Une nouvelle campagne de fouilles aux sources de la Seine
Un chantier de fouilles archéologiques s'est ouvert dans les semaines qui viennent de s'écouler sur le site des sources de la Seine, en Bourgogne. L'objectif est de mettre au jour les vestiges du sanctuaire dédié à Sequana, la déesse gauloise et gallo-romaine des eaux, dont le nom est à l'origine de celui du fleuve. Le projet, piloté par des archéologues et des historiens, se déroule dans un périmètre situé à une trentaine de kilomètres au nord-ouest de Dijon, sur la commune de Source-Seine.

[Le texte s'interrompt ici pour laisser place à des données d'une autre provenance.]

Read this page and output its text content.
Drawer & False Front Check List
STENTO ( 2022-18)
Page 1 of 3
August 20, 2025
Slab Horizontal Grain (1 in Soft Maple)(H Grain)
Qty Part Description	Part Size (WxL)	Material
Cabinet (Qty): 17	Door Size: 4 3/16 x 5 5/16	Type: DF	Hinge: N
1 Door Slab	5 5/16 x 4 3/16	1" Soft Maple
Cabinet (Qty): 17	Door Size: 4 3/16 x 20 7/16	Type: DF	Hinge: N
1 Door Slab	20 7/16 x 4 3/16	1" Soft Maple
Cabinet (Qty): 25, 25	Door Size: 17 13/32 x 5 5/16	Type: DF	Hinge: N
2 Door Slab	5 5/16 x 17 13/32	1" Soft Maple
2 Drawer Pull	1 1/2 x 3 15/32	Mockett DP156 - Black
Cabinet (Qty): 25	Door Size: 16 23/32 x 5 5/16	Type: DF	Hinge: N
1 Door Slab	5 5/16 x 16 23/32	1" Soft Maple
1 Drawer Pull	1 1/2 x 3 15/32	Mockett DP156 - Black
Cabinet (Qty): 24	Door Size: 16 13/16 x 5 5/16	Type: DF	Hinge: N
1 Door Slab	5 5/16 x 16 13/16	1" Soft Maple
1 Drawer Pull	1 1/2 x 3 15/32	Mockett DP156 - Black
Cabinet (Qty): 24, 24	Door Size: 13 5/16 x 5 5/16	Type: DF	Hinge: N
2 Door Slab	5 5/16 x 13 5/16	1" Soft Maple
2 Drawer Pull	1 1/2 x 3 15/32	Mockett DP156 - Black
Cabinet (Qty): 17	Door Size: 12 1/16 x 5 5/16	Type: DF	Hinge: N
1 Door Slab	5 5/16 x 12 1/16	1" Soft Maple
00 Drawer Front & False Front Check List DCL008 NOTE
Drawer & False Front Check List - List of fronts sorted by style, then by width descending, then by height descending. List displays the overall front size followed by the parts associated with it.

À la recherche du culte de Sequana
Sequana était vénérée par les peuples celtes comme une déesse guérisseuse, souvent représentée sous les traits d'une femme couronnée, debout sur une barque. Son sanctuaire, fréquenté de l'époque gauloise jusqu'à la fin de l'Antiquité romaine, attirait des pèlerins venus déposer des ex-voto en bois ou en métal pour demander la guérison. Les premières découvertes archéologiques notables sur ce site remontent au XIXe siècle, lorsque des statues et des offrandes furent exhumées. Depuis, plusieurs campagnes ont eu lieu, mais les archéologues estiment que la majeure partie du sanctuaire reste enfouie.
Des techniques modernes pour des vestiges anciens
Les fouilles actuelles mobilisent des méthodes de prospection non invasives, notamment des relevés par géoradar et des analyses par photogrammétrie. Ces outils doivent permettre de cartographier les structures enterrées sans les endommager. Les chercheurs espèrent identifier l'emplacement précis du temple principal, des bassins rituels et des bâtiments annexes qui composaient le complexe religieux. Les équipes sur le terrain sont composées d'archéologues de l'Inrap (Institut national de recherches archéologiques préventives) et de spécialistes de l'université de Bourgogne.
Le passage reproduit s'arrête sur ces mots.